Maglev freight - one possible path forward in the U.S.A.

Abstract

Background: As high-speed rail and other transportation technologies are moving forward and gaining funding in the United States, the push for MagLev is not receiving the necessary support that would make it a viable alternative in the near future. Major changes in the approach to implementing MagLev could make a better case for it, specifically for carrying freight. One alternative that has been considered in the past is the modification of existing freight railways to support MagLev. For this to be economically feasible and practical, such a solution has to be able to support both conventional freight trains and MagLev freight.   
 Aim: The successful application of Partially Magnetically-Levitated Freight (PMLF) technology achieved by integrating superconducting MagLev technology with current railroad design and operations.
 Methods: A MagLev freight system that is envisioned to use existing rail routes must be designed to be compatible with the existing railway infrastructure. To accomplish this, every component utilized by the railroads must be examined in detail to determine if and how it could be affected by the proposed PMLF. In addition, components that will need to be modified for PMLF operation must undergo a retrofit design and testing process. The design scope must also include an examination of all existing tasks and activities that are being performed by the railroads such as track maintenance and repair. Any procedures that affect or are affected by the addition of PMLF will need to be modified. Finally, superconducting MagLev technology must be optimized and advanced for application to PMLF.   
 Opinions and Discussions: The dual use of railway lines has substantial cost advantages when compared to building new dedicated MagLev freight corridors. In fact it could make the entire proposition very appealing if proven to be technically feasible. However, there are certain limitations and concerns that would cause policy makers to reject such a proposal unless such obstacles can be shown to be temporary and non-critical. Essential rail installations such as switches are presently difficult to modify in a way that would ensure reliable functionality for both MagLev and conventional freight trains, and grade crossings pose safety risks. It is difficult to envision the tremendous leap forward of merging MagLev with existing freight rail lines when much more basic technologies such as positive train control are not even fully implemented. Consequently, it is a challenge to advance MagLev in the United States where new dedicated freight corridors are considered to be cost-prohibitive and dual use railway lines pose uncertainties that railroad companies simply do not want to solve. However, there is one more solution has not been considered that would allow a MagLev freight train to navigate on existing railway infrastructure without disrupting traditional rail utilization. This solution is a partially magnetically-levitated freight train.

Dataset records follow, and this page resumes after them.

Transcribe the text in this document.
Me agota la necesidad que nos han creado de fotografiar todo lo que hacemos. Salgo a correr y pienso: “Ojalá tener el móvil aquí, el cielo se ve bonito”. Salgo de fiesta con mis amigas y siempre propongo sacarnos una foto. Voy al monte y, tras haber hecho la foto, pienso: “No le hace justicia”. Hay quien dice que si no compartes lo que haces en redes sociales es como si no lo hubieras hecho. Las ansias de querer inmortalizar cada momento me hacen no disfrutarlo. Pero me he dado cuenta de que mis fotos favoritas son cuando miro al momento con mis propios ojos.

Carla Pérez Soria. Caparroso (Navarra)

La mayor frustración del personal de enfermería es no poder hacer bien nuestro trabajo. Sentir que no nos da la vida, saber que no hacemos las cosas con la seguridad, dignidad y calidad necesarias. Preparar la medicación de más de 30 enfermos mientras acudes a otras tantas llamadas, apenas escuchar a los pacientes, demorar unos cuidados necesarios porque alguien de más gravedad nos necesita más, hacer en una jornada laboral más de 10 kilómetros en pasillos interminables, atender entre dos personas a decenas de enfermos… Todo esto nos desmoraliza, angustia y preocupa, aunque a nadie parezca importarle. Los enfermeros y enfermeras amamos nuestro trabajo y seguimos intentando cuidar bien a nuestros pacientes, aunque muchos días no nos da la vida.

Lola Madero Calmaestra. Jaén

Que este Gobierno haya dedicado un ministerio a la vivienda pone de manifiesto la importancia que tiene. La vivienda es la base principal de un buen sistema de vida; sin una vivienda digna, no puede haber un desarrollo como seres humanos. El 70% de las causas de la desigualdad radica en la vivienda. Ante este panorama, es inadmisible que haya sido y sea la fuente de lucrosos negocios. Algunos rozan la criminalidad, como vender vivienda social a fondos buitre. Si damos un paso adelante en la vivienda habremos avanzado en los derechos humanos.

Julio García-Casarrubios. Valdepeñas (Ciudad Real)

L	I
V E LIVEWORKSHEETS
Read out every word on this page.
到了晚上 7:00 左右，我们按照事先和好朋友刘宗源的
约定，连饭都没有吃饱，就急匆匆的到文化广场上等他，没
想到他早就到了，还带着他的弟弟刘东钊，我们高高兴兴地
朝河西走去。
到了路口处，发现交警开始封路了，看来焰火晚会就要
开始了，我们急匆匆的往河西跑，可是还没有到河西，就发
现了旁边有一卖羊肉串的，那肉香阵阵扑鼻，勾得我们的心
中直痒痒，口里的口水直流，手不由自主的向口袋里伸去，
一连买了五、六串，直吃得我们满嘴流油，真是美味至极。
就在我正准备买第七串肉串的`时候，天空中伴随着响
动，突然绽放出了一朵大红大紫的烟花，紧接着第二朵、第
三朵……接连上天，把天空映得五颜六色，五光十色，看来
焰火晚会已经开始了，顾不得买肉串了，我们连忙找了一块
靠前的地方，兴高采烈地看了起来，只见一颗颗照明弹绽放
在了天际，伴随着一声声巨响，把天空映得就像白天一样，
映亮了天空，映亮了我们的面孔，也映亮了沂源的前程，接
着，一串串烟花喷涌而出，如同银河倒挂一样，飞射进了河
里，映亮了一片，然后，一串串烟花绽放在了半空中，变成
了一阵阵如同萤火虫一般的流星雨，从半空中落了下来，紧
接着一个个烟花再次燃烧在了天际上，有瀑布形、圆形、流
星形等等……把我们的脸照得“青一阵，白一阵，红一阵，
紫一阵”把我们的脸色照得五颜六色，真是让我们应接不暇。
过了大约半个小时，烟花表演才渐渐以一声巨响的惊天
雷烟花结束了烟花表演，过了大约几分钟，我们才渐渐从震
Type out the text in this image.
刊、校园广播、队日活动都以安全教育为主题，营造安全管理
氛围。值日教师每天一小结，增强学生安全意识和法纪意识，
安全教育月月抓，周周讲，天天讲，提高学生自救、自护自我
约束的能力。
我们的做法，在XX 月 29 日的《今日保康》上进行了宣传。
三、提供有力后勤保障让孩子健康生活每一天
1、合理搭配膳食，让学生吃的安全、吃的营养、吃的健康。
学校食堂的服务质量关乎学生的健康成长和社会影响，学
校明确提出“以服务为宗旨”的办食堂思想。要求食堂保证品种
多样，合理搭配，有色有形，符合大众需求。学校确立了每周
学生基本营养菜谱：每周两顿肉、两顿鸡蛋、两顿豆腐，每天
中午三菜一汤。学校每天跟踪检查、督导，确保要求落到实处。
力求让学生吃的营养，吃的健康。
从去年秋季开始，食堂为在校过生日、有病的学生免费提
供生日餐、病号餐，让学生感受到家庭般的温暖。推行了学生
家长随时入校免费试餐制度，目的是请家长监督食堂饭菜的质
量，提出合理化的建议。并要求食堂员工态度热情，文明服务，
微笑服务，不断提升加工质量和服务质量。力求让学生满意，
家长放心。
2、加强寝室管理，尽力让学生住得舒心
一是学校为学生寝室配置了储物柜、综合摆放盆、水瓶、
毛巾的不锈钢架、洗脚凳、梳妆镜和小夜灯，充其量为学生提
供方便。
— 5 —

 Results: After reviewing the fundamental components, systems and operations of the railways in the United States, it will be feasible and practical to introduce magnetic levitation technology to assist in moving freight on existing rail routes. PMLF trains will be able to take advantage of magnetic levitation on sections where the track has been upgraded to allow its use and much higher speed while still being able to travel on unmodified sections with the same speed as traditional trains.
 Conclusion: Modifying existing freight rail with magnetic “quasi-lift” technology is a much lower cost alternative to building an entirely new MagLev infrastructure. This alternative will provide very important benefits including enhancing safety in the rail industry. In its first phase of implementation, the proposed PMLF system will levitate a significant portion of the weight of the train but still utilize the existing steel rails for traction and guidance. The most evident advantages of this approach include reduced wear on rail and other supporting elements, and a significant reduction in friction and energy use. Locomotives, freight cars and all other components could be made lighter and travel speeds will increase dramatically due to less impact and other effects. Later phases of implementation will focus on magnetic traction and guidance. The acceptance and success of this partially levitated system will eventually lead to fully levitated freight transport technology. Sometimes it is necessary to take smaller steps to achieve the desired future.